Other lawyers and relatives of Ben Brik have often been prevented by prison guards from seeing him, even though they had permits from judicial authorities. His wife, Azza Zarrad, and brothers and sisters recently went on hunger strike to protest police and prison guard harassment.
Just before his detention, Ben Brik posted a fictitious interview in which he poked fun at Ben Ali on the Web site of the French weekly Le Nouvel Observateur. That along with other critical interviews prompted the fabrication of the case against him and led to his punishment, he firmly believes. CPJ International Press Freedom Award Winner Naziha Rejiba and Nasraoui were among the leading civil society advocates interviewed by Ben Brik.
When Ben Brik asked Nasraoui what was the most unforgivable thing Ben Ali had done since he came to power in a bloodless coup in 1987, Nasraoui, who heads the banned Association Against Torture in Tunisia, told him that it was “the use of torture as a tool to rule Tunisia” that angered her the most.

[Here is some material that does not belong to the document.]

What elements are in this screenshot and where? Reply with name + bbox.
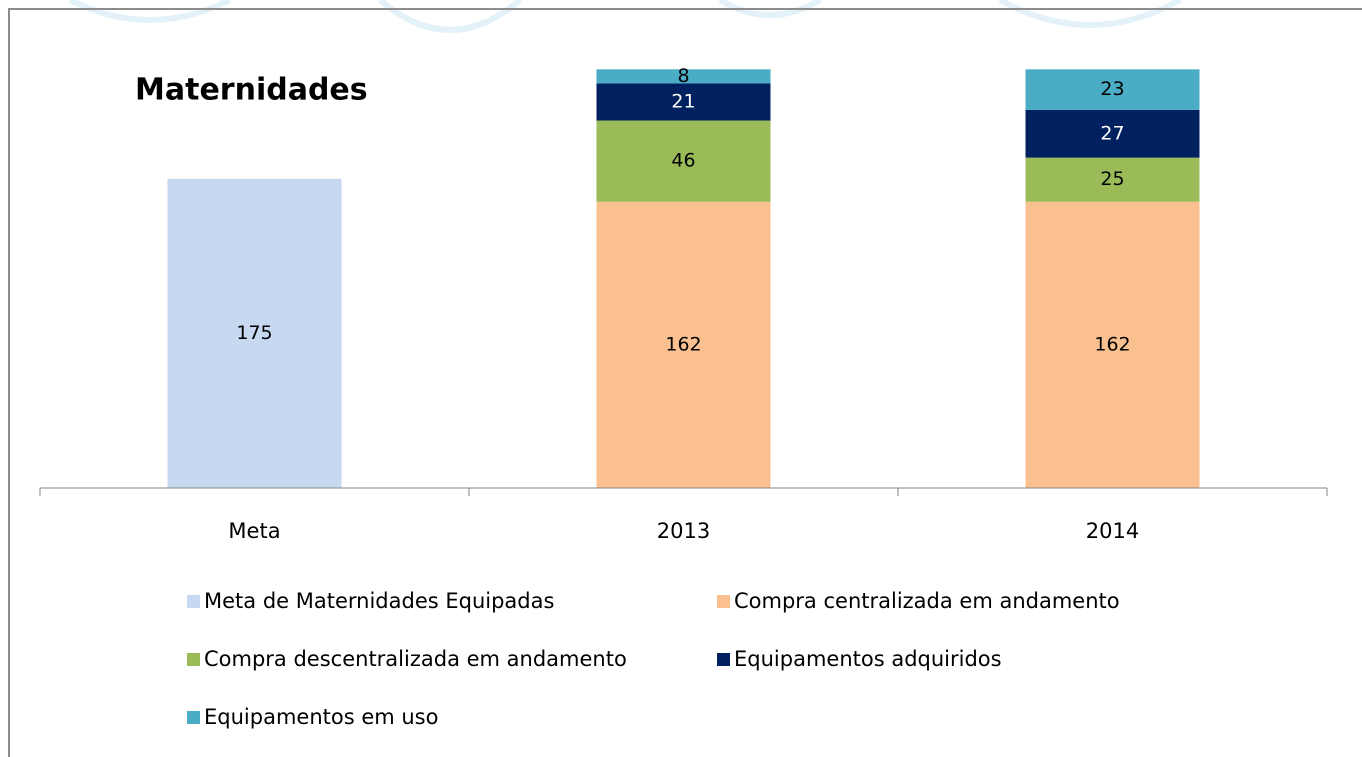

Nasraoui and other brave human rights lawyers, like Mohamed Abbou, Abderraouf Ayadi, and Ayachi Hammami, also involved in defending Ben Brik, say that the hostility to critical journalists and lawyers and the vengeful determination to settle scores with them are unheard of in the country’s recent history. None has the slightest idea about what will happen at Ben Brik’s next hearing or Makhlouf’s on February 3.